Growing up in eastern North Carolina made the Match Day moment of opening their envelopes even more exciting for a couple of ECU Health matches from Brody.

Nolan Davis is from Duplin County and has fond memories growing up in a small town being close to his family. His mother, Bernice, said Davis made a poster in the second grade that showed he wanted to attend Brody and become a doctor in eastern North Carolina. Davis is one step closer to that goal after matching with his number one choice, internal medicine – pediatrics at ECU Health.

“Eastern North Carolina is a wonderful region, and it’s underserved,” said Davis. “My family lives here, good people live here that all deserve high-quality health care, and Brody is good at getting us to do that. I have seen how hard it is to get a doctor in a small town, and I want to be part of the solution. I was born and raised in eastern North Carolina, and I plan to practice here after residency.”

Marsha Hairr is from Sampson County and matched to ECU Health’s Physical Medicine and Rehabilitation Residency program.

She said her personal experience with physical therapy growing up drove her interest in that area of medicine and her upbringing makes it a joy to serve the region.

“I grew up in a very small town and rural area,” Hairr said. “Even though Greenville and ECU Health is a bit bigger than where I grew up, it still has a rural vibe. It feels like home and I feel so honored that I can continue my training here and meet the mission of fellow eastern North Carolinians.”

For Julia Horiates, who matched into ECU Health’s Emergency Medicine Residency program, the opportunity to continue serving eastern North Carolina in the fast-paced world of the Emergency Department was a dream come true.

She spent most of her childhood in eastern North Carolina and has worked and volunteered as an EMS in Pitt and Greene counties for about 10 years. As a 2017 graduate from ECU and an upcoming Brody graduate, Horiates is proud to be a “triple Pirate.”

Marsha Hairr, who matched to ECU Health’s Physical Medicine and Rehabilitation Residency program, celebrates during Match Day 2024.
Marsha Hairr, center, who matched to ECU Health’s Physical Medicine and Rehabilitation Residency program, celebrates during Match Day 2024.

“I’ve hit the trifecta now, undergrad, medical school and residency,” Horiates said. “Giving back to a rural community and being involved here still is so special to me. That’s one of the main reasons I wanted to stay. I’ve been able to see how much this community has grown and how much of an impact ECU and ECU Health have had on this community. Being able to be a part of this, and a physician in this community is so important to me.”

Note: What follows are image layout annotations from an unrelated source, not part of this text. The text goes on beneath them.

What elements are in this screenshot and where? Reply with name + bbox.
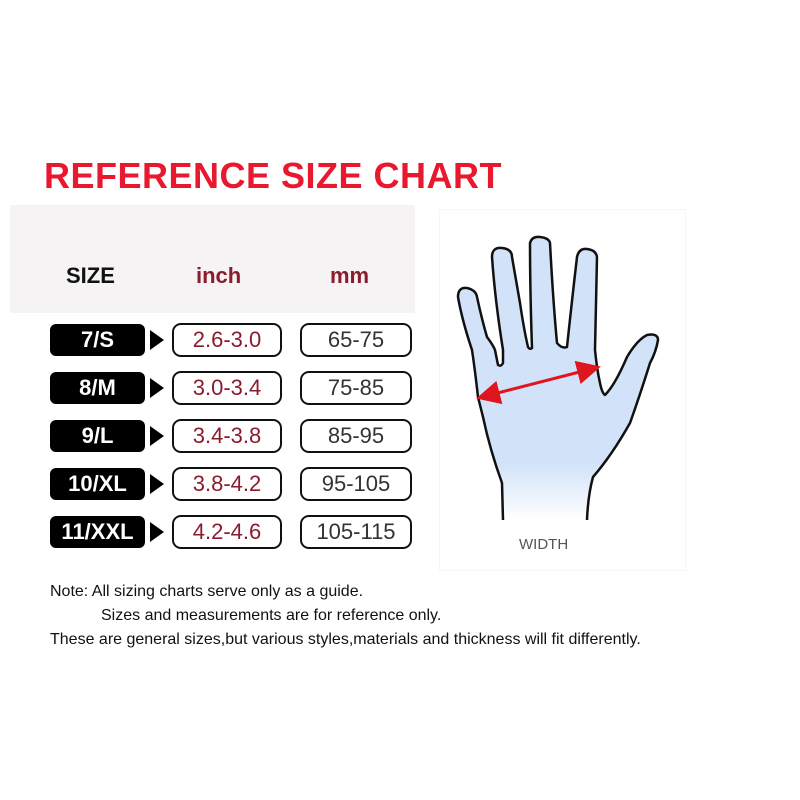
header-size: SIZE <box>66 263 115 288</box>
mm-value: 65-75 <box>300 323 412 357</box>
inch-value: 4.2-4.6 <box>172 515 282 549</box>
note-line-3: These are general sizes,but various styl… <box>50 631 641 648</box>
size-label: 8/M <box>50 372 145 404</box>
size-label: 9/L <box>50 420 145 452</box>
size-label: 10/XL <box>50 468 145 500</box>
size-label: 11/XXL <box>50 516 145 548</box>
arrow-right-icon <box>150 378 164 398</box>
page-title: REFERENCE SIZE CHART <box>44 155 503 196</box>
inch-value: 3.8-4.2 <box>172 467 282 501</box>
width-arrow <box>476 360 601 405</box>
arrow-right-icon <box>150 522 164 542</box>
inch-value: 2.6-3.0 <box>172 323 282 357</box>
mm-value: 75-85 <box>300 371 412 405</box>
header-inch: inch <box>196 263 242 288</box>
note-line-2: Sizes and measurements are for reference… <box>101 607 442 624</box>
mm-value: 95-105 <box>300 467 412 501</box>
header-background <box>10 205 415 313</box>
inch-value: 3.0-3.4 <box>172 371 282 405</box>
width-label: WIDTH <box>519 536 569 553</box>
mm-value: 105-115 <box>300 515 412 549</box>
size-label: 7/S <box>50 324 145 356</box>
mm-value: 85-95 <box>300 419 412 453</box>
note-line-1: Note: All sizing charts serve only as a … <box>50 583 364 600</box>
header-mm: mm <box>330 263 370 288</box>
arrow-right-icon <box>150 330 164 350</box>
inch-value: 3.4-3.8 <box>172 419 282 453</box>
arrow-right-icon <box>150 426 164 446</box>
arrow-right-icon <box>150 474 164 494</box>
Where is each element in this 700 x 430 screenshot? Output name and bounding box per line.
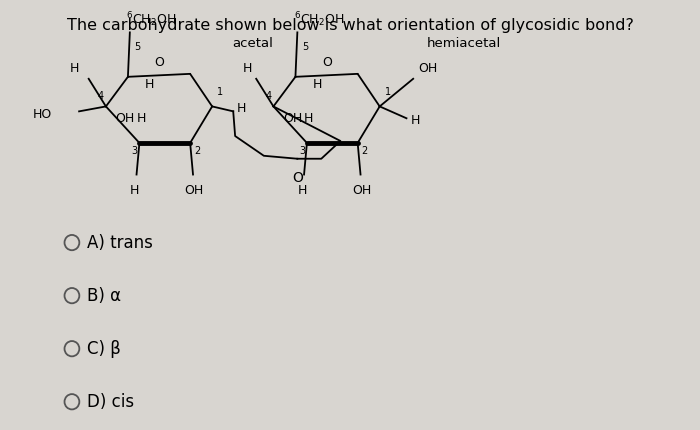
Text: acetal: acetal — [232, 37, 273, 50]
Text: A) trans: A) trans — [87, 233, 153, 252]
Text: 1: 1 — [384, 86, 391, 97]
Text: O: O — [292, 171, 303, 184]
Text: The carbohydrate shown below is what orientation of glycosidic bond?: The carbohydrate shown below is what ori… — [66, 18, 634, 33]
Text: H: H — [243, 62, 253, 75]
Text: H: H — [313, 78, 322, 91]
Text: HO: HO — [33, 108, 52, 121]
Text: 2: 2 — [194, 146, 200, 156]
Text: H: H — [237, 102, 246, 115]
Text: H: H — [410, 114, 420, 127]
Text: O: O — [155, 55, 164, 68]
Text: $^6$CH$_2$OH: $^6$CH$_2$OH — [126, 11, 176, 29]
Text: 3: 3 — [299, 146, 305, 156]
Text: OH: OH — [352, 184, 371, 197]
Text: 3: 3 — [132, 146, 137, 156]
Text: 1: 1 — [217, 86, 223, 97]
Text: OH: OH — [184, 184, 204, 197]
Text: C) β: C) β — [87, 340, 121, 358]
Text: OH: OH — [418, 62, 438, 75]
Text: OH: OH — [116, 112, 134, 125]
Text: 5: 5 — [302, 42, 309, 52]
Text: B) α: B) α — [87, 287, 121, 304]
Text: OH: OH — [283, 112, 302, 125]
Text: hemiacetal: hemiacetal — [426, 37, 500, 50]
Text: H: H — [70, 62, 79, 75]
Text: 5: 5 — [134, 42, 141, 52]
Text: H: H — [130, 184, 139, 197]
Text: D) cis: D) cis — [87, 393, 134, 411]
Text: 2: 2 — [361, 146, 368, 156]
Text: H: H — [298, 184, 307, 197]
Text: 4: 4 — [98, 92, 104, 101]
Text: H: H — [304, 112, 314, 125]
Text: $^6$CH$_2$OH: $^6$CH$_2$OH — [293, 11, 344, 29]
Text: H: H — [136, 112, 146, 125]
Text: 4: 4 — [265, 92, 272, 101]
Text: H: H — [145, 78, 155, 91]
Text: O: O — [322, 55, 332, 68]
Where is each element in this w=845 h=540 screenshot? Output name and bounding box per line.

Keeping bright minds in eastern North Carolina has long been a priority for ECU Health CEO and Brody Dean Dr. Michael Waldrum. He said a Brody education uniquely prepares future physicians to provide high-quality rural health care, and the training they receive can have an immense impact across the rural region ECU Health serves.

Dr. Waldrum said he’s not surprised that so many Brody graduates find their calling in eastern North Carolina.

“I like to think that all physicians share a common passion for wanting to make a positive difference in the lives of the people they serve,” said Dr. Waldrum. “Brody students get to spend four years here in eastern North Carolina learning about medicine, connecting with our community and experiencing first-hand the immense impact they can have on rural populations. We’re proud to know that many of our Brody students go on to make a difference in communities across the country, but we’re especially proud when we get to see it happen right here in eastern North Carolina at ECU Health.”